You didn’t dare show up late to the Academy or that definitely was your last day as we were constantly reminded of all the other applicants just waiting to take our place.

You had to be very careful in asking a question of an instructor. It you needed clarification on an issue then they wondered just how stupid you really were. If you didn’t ask for clarification then they wondered just how stupid you really were. It was great fun! The one thing they did however was to instill a real sense of pride in what it took to be an LA cop armed with the key to the city, which of course was the world famous LAPD badge. (It was rounded they told us, so that the department could insert it into parts unknown if we really ‘stepped on it’ during the course of our career.)

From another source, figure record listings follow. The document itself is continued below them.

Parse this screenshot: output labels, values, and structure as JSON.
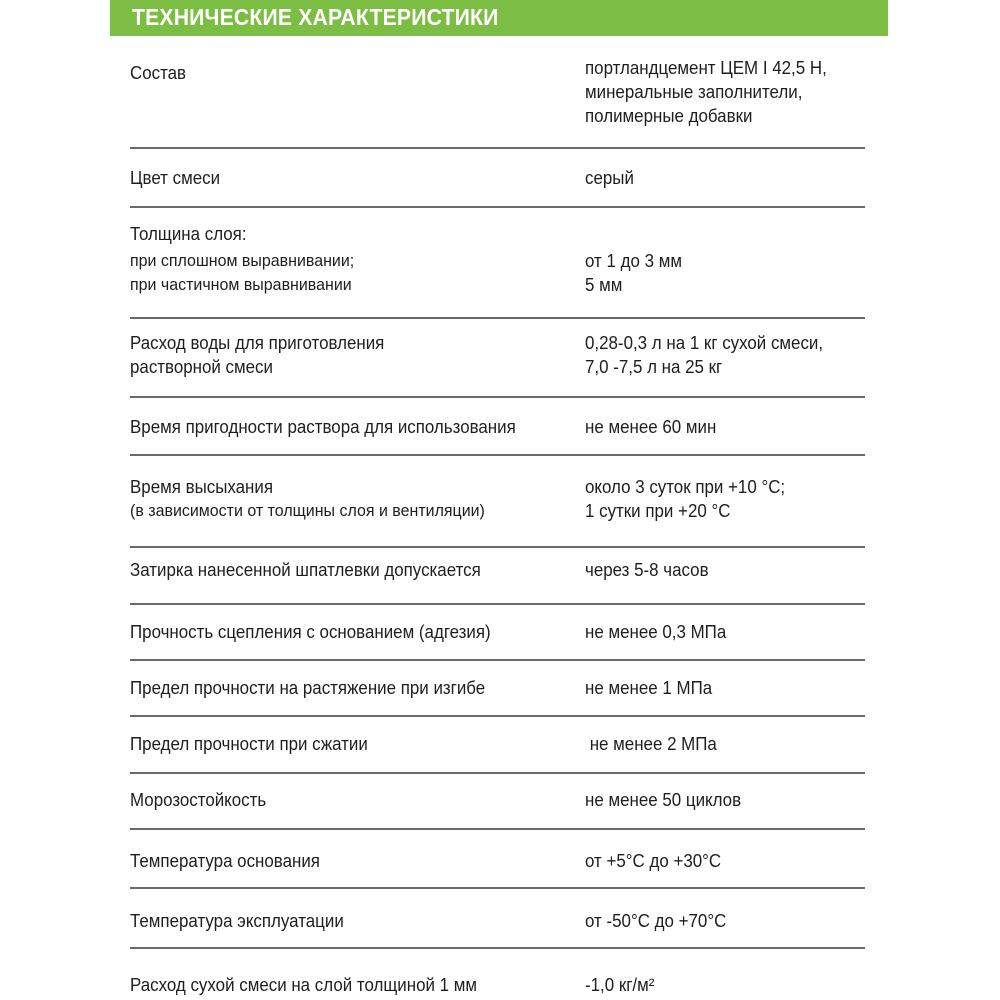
{
  "header": {
    "title": "ТЕХНИЧЕСКИЕ ХАРАКТЕРИСТИКИ",
    "color": "#7cbd43"
  },
  "rows": [
    {
      "label": [
        "Состав"
      ],
      "value": [
        "портландцемент ЦЕМ I 42,5 Н,",
        "минеральные заполнители,",
        "полимерные добавки"
      ]
    },
    {
      "label": [
        "Цвет смеси"
      ],
      "value": [
        "серый"
      ]
    },
    {
      "label": [
        "Толщина слоя:",
        "при сплошном выравнивании;",
        "при частичном выравнивании"
      ],
      "value": [
        "от 1 до 3 мм",
        "5 мм"
      ]
    },
    {
      "label": [
        "Расход воды для приготовления",
        "растворной смеси"
      ],
      "value": [
        "0,28-0,3 л на 1 кг сухой смеси,",
        "7,0 -7,5 л на 25 кг"
      ]
    },
    {
      "label": [
        "Время пригодности раствора для использования"
      ],
      "value": [
        "не менее 60 мин"
      ]
    },
    {
      "label": [
        "Время высыхания",
        "(в зависимости от толщины слоя и вентиляции)"
      ],
      "value": [
        "около 3 суток при +10 °С;",
        "1 сутки при +20 °С"
      ]
    },
    {
      "label": [
        "Затирка нанесенной шпатлевки допускается"
      ],
      "value": [
        "через 5-8 часов"
      ]
    },
    {
      "label": [
        "Прочность сцепления с основанием (адгезия)"
      ],
      "value": [
        "не менее 0,3 МПа"
      ]
    },
    {
      "label": [
        "Предел прочности на растяжение при изгибе"
      ],
      "value": [
        "не менее 1 МПа"
      ]
    },
    {
      "label": [
        "Предел прочности при сжатии"
      ],
      "value": [
        " не менее 2 МПа"
      ]
    },
    {
      "label": [
        "Морозостойкость"
      ],
      "value": [
        "не менее 50 циклов"
      ]
    },
    {
      "label": [
        "Температура основания"
      ],
      "value": [
        "от +5°С до +30°С"
      ]
    },
    {
      "label": [
        "Температура эксплуатации"
      ],
      "value": [
        "от -50°С до +70°С"
      ]
    },
    {
      "label": [
        "Расход сухой смеси на слой толщиной 1 мм"
      ],
      "value": [
        "-1,0 кг/м²"
      ]
    }
  ]
}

They regaled us with historical gunfights and pursuits and legendary capers of those that had served before us and it really made you proud just to be a raw recruit in such a department. Physical training was fairly intensive and the instructors pushed you all they way. Back then you choked each other out, kicked each other and generally tried to kill one of your classmates much to the amusement of the instructors. George Haines was a bear of a man and an Olympic Judo champion and, as I found out later, a man with a great heart who would set us against one another on the combat mats and then yell, “Combat Wrassle…” from then on it was an all out fight until one of the recruits was rendered into a shapeless lump of nothing. This was an early version of Ultimate Fighting but without the scorecard girls!